Now, the Wrangell assembly is eying it as land for new housing, with a plan to subdivide the 134-acre property into residential lots. One of Wrangell’s borough assembly members ran for re-election this year on a platform of getting the former Wrangell Institute property developed and sold off.
But first, the city needs federal permits to fill wetlands. It applied earlier this year to the U.S. Army Corps of Engineers after teeing up about $1.3 million toward redevelopment.
When the City and Borough of Wrangell applied in May for a wetlands fill permit to start developing the boarding school property, the Army Corps of Engineers said it was unaware of any cultural resources at the site.
But days later, news broke of a grisly discovery in Canada: the remains of more than 200 Native children were found on the grounds of a former residential school in British Columbia. In the following weeks, thousands more bodies were discovered at the sites of former residential schools across Canada, shedding light on the country’s dark history of mistreatment of Indigenous peoples. Canada’s Truth and Reconciliation Commission has documented more than 6,000 Indigenous children’s deaths at Canadian residential schools, but estimates that 15,000 to 25,000 Indigenous children may have died at the schools.
Carol Rushmore, Wrangell’s economic development director, said the discovery in Canada brought the redevelopment process of the Wrangell Institute property to a halt. That’s partly because the U.S. Army Corps of Engineers is taking a fresh look at former residential school sites in the United States. The former Wrangell Institute property among them.
“The permit was not issued because of the concerns of cultural resources, perhaps burials on the site,” Rushmore told KSTK in an interview.
U.S. Secretary of the Interior Deb Haaland, an enrolled citizen of the Laguna Pueblo and the first Native American cabinet secretary, ordered a federal investigation of suffering and burials at former BIA schools, with a report due next April.
“They’re looking through the old archives, and many of the records are in boxes, they’re not digitized, they’re having to go through them by hand,” Rushmore said. “There are issues with Privacy Act requirements in looking at some of these records.

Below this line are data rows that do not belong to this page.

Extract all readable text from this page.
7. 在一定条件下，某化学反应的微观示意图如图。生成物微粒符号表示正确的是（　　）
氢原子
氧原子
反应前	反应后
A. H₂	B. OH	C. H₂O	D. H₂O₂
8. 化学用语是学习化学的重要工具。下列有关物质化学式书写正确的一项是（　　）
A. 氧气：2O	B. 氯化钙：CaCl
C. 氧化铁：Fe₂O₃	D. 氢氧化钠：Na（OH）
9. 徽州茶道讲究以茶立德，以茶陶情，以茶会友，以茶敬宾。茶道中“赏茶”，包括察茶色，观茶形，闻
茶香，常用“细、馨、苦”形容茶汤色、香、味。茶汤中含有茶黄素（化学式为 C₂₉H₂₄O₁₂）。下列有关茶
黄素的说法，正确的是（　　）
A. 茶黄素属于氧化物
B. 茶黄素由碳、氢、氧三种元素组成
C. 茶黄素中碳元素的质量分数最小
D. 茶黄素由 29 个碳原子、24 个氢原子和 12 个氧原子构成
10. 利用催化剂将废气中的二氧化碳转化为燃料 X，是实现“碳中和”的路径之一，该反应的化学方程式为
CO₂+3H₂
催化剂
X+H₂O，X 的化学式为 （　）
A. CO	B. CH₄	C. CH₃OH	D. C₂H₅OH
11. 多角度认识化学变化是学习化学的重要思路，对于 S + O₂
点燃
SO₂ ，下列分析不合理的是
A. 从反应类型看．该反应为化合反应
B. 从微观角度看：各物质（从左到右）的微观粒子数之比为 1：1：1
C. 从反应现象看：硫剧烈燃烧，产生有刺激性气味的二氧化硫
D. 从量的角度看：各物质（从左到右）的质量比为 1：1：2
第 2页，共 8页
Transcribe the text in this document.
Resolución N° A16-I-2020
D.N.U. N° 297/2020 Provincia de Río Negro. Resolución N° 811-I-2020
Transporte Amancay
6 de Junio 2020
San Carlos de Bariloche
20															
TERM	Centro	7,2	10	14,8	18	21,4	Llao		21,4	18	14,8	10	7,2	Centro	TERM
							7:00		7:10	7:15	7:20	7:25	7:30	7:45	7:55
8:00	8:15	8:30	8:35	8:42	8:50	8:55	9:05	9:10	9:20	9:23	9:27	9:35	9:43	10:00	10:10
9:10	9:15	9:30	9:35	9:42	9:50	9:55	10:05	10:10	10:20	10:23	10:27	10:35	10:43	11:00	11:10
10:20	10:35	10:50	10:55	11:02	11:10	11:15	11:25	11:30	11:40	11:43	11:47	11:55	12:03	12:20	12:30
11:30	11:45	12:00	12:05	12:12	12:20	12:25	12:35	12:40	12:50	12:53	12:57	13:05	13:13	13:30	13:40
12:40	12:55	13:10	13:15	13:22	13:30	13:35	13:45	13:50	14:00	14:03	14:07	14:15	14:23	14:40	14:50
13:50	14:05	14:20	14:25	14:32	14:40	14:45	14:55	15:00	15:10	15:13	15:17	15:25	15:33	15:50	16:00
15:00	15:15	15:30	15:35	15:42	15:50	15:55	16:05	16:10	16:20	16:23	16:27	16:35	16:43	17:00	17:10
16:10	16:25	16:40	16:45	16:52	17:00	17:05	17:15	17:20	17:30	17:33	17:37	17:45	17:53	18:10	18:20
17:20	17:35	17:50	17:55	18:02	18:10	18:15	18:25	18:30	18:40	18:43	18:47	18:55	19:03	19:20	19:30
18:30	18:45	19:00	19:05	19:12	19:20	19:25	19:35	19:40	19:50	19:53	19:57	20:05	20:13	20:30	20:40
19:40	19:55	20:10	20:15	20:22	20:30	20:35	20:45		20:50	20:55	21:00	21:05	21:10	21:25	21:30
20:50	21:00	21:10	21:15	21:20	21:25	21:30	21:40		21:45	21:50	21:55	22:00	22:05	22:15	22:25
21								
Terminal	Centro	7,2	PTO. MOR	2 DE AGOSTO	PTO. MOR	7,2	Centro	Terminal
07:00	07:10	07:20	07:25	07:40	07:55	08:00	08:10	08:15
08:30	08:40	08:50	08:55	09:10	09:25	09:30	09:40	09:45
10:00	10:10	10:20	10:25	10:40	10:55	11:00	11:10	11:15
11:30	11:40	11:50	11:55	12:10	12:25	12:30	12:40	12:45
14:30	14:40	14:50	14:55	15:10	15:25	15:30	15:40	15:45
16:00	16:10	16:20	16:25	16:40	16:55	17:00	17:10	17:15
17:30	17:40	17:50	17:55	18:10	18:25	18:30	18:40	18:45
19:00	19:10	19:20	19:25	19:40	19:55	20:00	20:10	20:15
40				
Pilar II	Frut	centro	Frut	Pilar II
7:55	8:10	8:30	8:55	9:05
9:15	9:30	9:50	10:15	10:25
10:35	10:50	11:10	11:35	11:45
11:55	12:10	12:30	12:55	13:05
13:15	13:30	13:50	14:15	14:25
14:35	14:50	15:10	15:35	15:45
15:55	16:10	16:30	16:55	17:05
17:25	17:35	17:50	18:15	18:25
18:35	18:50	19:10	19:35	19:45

And they’re trying to do consultations with the different tribes, including the WCA, to identify their concerns and information concerning this record search.”
While the federal investigation is more records-based, the Army Corps of Engineers and State Office of Historic Preservation are looking to do an on-the-ground search in Wrangell.
“They both will have their own sort of requirements as to what the borough needs to do to make sure that there are no cultural resources on-site,” Rushmore said.
Cooperation with Wrangell’s tribal government is an integral part of the task.
“We’re just happy to be able to work with the city on something of such critical importance and a sad part of the history of our people,” said the tribal administrator for the Wrangell Cooperative Association, Esther Reese, whose Lingít name is Ax̱seen. “So it’s very appropriate that the city is working with the tribe on it.”
Reese said the City and Borough of Wrangell has kept the tribe apprised of developments at the property. Earlier this year, the city was looking at possibly using ground-penetrating radar to survey the site.
“Because the ground is somewhat uneven, they were looking at bringing in dogs that would help with a search, because it sounded like the radar technology would be more difficult because of the topography,” Reese said.
In September, Rushmore reported to the borough assembly that the city was drafting a letter to tribal entities and Native corporations around the state, informing them of Wrangell’s development plans and asking for their input.
With that feedback, Reese said, Wrangell’s tribe is starting work on the design for a memorial for Native children from all over the state who attended the Wrangell Institute.
“What the tribe is looking at is consultation with affected tribes and then the construction of a memorial gazebo honoring all the tribes that attended the Institute, then doing a healing ceremony,” Reese said.
Rushmore said the borough is still trying to contact tribes and figure out how to proceed with a ground search of the property, but nothing is set in stone yet.
Located at a Lingít site known as Keishangita.’aan, or Alder Top Village, the Wrangell Institute opened in 1932. It was not affiliated with a particular religious denomination, although federal records show Wrangell’s Catholic priest in the late 1930s took an interest in the school and incorporated it into his parish.
Reese said the site’s name, Keishangita.’aan, was rediscovered by a tribal citizen in University of Alaska Southeast professor Thomas Thornton’s book “Our Grandparents’ Names on the Land.”
“We let the city know that because we can’t rename something that already had been named by our ancestors,” Reese said, “So that was the name that the tribe brought forward to the city.”
The Wrangell Institute was one of about 20 residential schools for Alaska Natives that operated through the 20th century. Its enrollment peaked in the mid-1960s with just over 260 students from ages 5 to 15.
The boarding school housed more than Native children. During World War II in the summer of 1942, Unangax̂ people who were forcibly relocated from their homes stayed in tents on the Institute grounds.
State-collected and individual records recall intense physical, sexual and emotional abuse of Wrangell Institute students. Students were beaten for speaking their first languages, survivors told KSTK in 2016.
So there’s a lot of work — and healing — to do before the property could be redeveloped, said Reese. In part, that means federal and state surveys.
Reese said the borough should be putting out a proposal request for ground surveys soon, possibly with the help of federal funding.
The borough and tribe said they will also continue to collect feedback from tribes and Native organizations around the state whose children were sent to the Wrangell Institute, with the hopes of collecting comments and stories for a memorial that will speak to its history before the ground is repurposed for the future.